If that example is not representative of your question, then please elaborate.

Where do Spring bean configuration files go in a Maven WAR module?

I've looked at a bunch of sample projects and I can't seem to tease out a common best practice. I've seen Spring bean config files sometimes go in the src/main/webapp/WEB-INF directory. I've seen this in conjunction with with a Servlet definition in web.xml like this:
<servlet>
<servlet-name>my-stuff</servlet-name>
<servlet-class>org.springframework.web.servlet.DispatcherServlet</servlet-class>
<init-param>
<param-name>contextConfigLocation</param-name>
<param-value>/WEB-INF/my-stuff-servlet.xml</param-value>
</init-param>
<load-on-startup>1</load-on-startup>
</servlet>
But I've also seen bean config files included within web.xml top level -- i.e. outside of a Servlet. What does this mean? Is this for cross-Servlet beans? Sometimes it's in the src/main/webapp/WEB-INF directory and sometimes it's in src/main/resources. Also I've seen other bean config files defined in WAR modules with just about everything in src/main/resources.
I've read and re-read the Spring documentation, but the only convention I found is that by default a Servlet context config file should be in the src/main/webapp/WEB-INF directory named {servlet-name}-servlet.xml.
So what's the best practice and why?
Application contexts in Spring can form hierarchies where child context has access to beans defined in parent context.
A typical Spring MVC web application contains a hierarchy with two levels:
Root web application context loaded by ContextLoaderListener.

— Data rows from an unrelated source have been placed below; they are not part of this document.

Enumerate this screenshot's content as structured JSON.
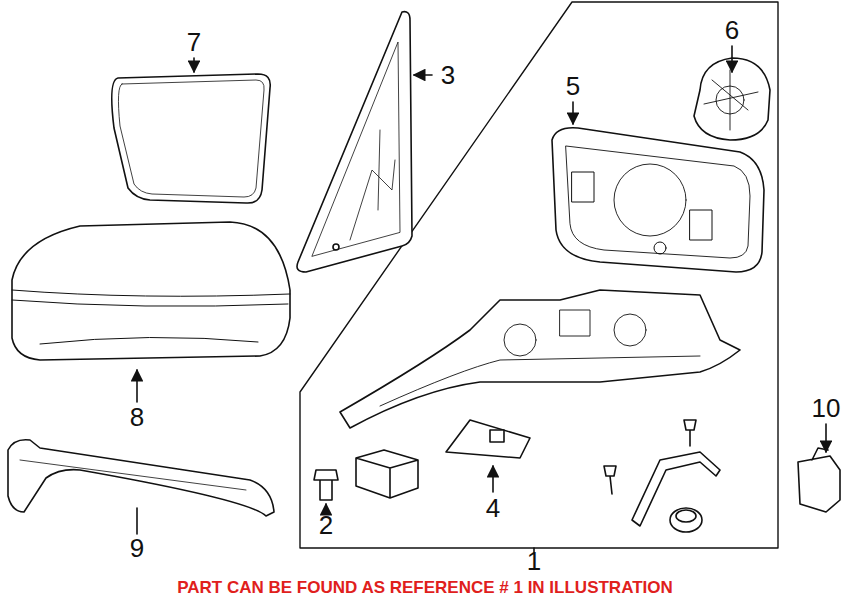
{
  "diagram": {
    "caption": "PART CAN BE FOUND AS REFERENCE # 1 IN ILLUSTRATION",
    "labels": [
      "7",
      "3",
      "6",
      "5",
      "8",
      "9",
      "2",
      "4",
      "10",
      "1"
    ]
  }
}
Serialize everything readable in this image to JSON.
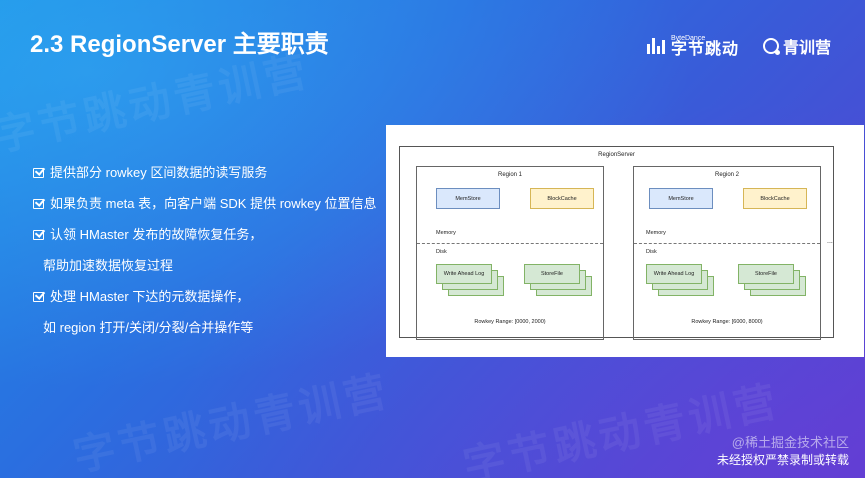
{
  "header": {
    "title": "2.3 RegionServer 主要职责",
    "brand_small": "ByteDance",
    "brand_main": "字节跳动",
    "brand_secondary": "青训营"
  },
  "bullets": [
    {
      "text": "提供部分 rowkey 区间数据的读写服务",
      "icon": true
    },
    {
      "text": "如果负责 meta 表，向客户端 SDK 提供 rowkey 位置信息",
      "icon": true
    },
    {
      "text": "认领 HMaster 发布的故障恢复任务，",
      "icon": true
    },
    {
      "text": "帮助加速数据恢复过程",
      "icon": false
    },
    {
      "text": "处理 HMaster 下达的元数据操作，",
      "icon": true
    },
    {
      "text": "如 region 打开/关闭/分裂/合并操作等",
      "icon": false
    }
  ],
  "diagram": {
    "title": "RegionServer",
    "regions": [
      {
        "name": "Region 1",
        "memstore": "MemStore",
        "blockcache": "BlockCache",
        "memory_label": "Memory",
        "disk_label": "Disk",
        "wal": "Write Ahead Log",
        "storefile": "StoreFile",
        "range": "Rowkey Range: [0000, 2000)"
      },
      {
        "name": "Region 2",
        "memstore": "MemStore",
        "blockcache": "BlockCache",
        "memory_label": "Memory",
        "disk_label": "Disk",
        "wal": "Write Ahead Log",
        "storefile": "StoreFile",
        "range": "Rowkey Range: [6000, 8000)"
      }
    ],
    "ellipsis": "..."
  },
  "watermark": {
    "background_text": "字节跳动青训营",
    "site": "@稀土掘金技术社区",
    "notice": "未经授权严禁录制或转载"
  },
  "colors": {
    "bg_start": "#1f8fe6",
    "bg_end": "#5a3ed0",
    "memstore_fill": "#dae8fc",
    "blockcache_fill": "#fff2cc",
    "disk_fill": "#d5e8d4"
  }
}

Config location of this context is applicationContext.xml by default and can be configured using <context-param> named contextConfigLocation, i.e. at the top level of web.xml. This context usually contains a core application logic.

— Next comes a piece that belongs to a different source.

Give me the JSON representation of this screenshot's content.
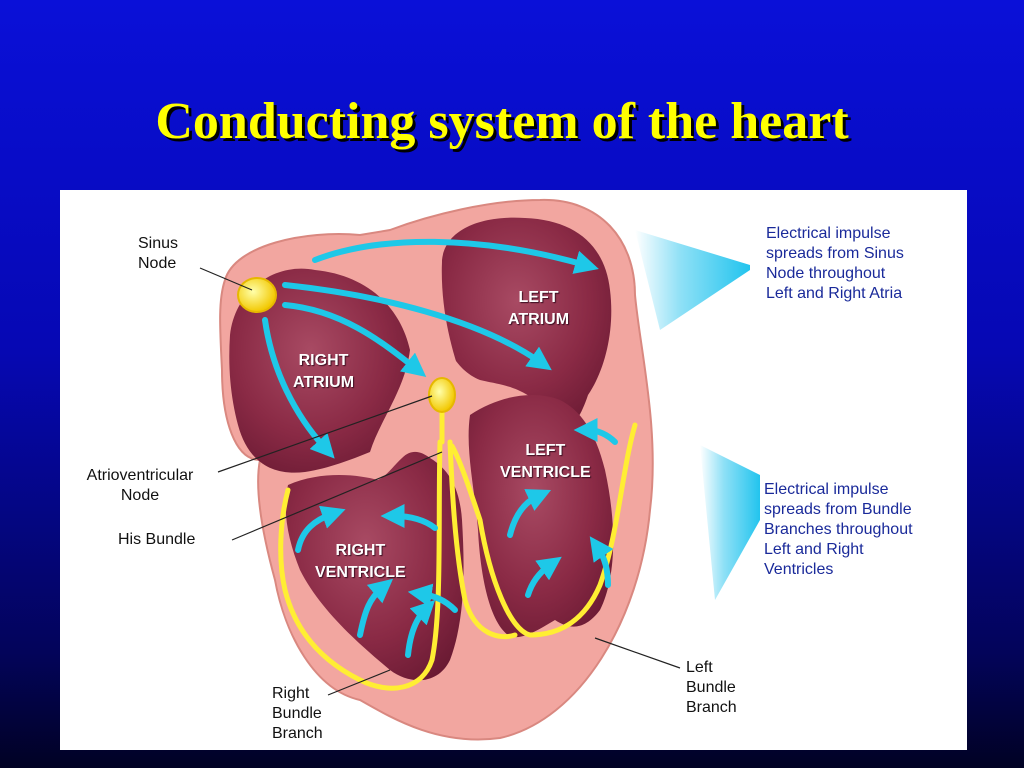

Servlet-specifc context loaded by DispatcherServlet. Its config location is by default <servletname>-servlet.xml and can be configured using <init-param> named contextConfigLocation, i.e. at servlet level. This context usually contains a Spring MVC-related stuff (controllers, etc) since DispatcherServlet is a part of Spring MVC.
The latter context is a child of the former.
If web application doesn't use Spring MVC as a presentation framework, it doesn't have DispatcherServlet and its context. Some extremely simple Spring MVC samples doesn't have ContextLoaderListener and the root context (however, you need root context for cross-servlet functionality such as Spring Security).
Config files of web application are by default located in webapp's root folder. However, they can be placed in the classpath (i.e. in src/main/webapp), in this case they are accessed via classpath: prefix. This may be useful if you are going to use some of these files in integration tests without servlet container. Also classpath: prefix may be useful when you want to load a config file from a separate artifact, i.e. from a jar file in /WEB-INF/lib.
I think it is often good style to keep the code, its spring configuration an in a separate JAR that is included into the WAR, such that the WAR is basically empty but for web.xml and the like. This saves you from even asking this question. :-) You can reference those spring configurations with classpath: prefix.
One advantage of this layout is that you can easily write Unittests that instantiate the complete Spring configuration of the WAR within the JAR. I would not necessarily recommend to use this for actual tests (although you can do integration tests this way), but you get a quick feedback when you accidentially break the overall structure of the config files without having to redeploy the application.
If you really need to put spring configuration files into the WAR (perhaps since it also references beans that are implemented in the WAR itself) I would also put them into the normal resources path /WEB-INF/classes, for the reasons discussed above.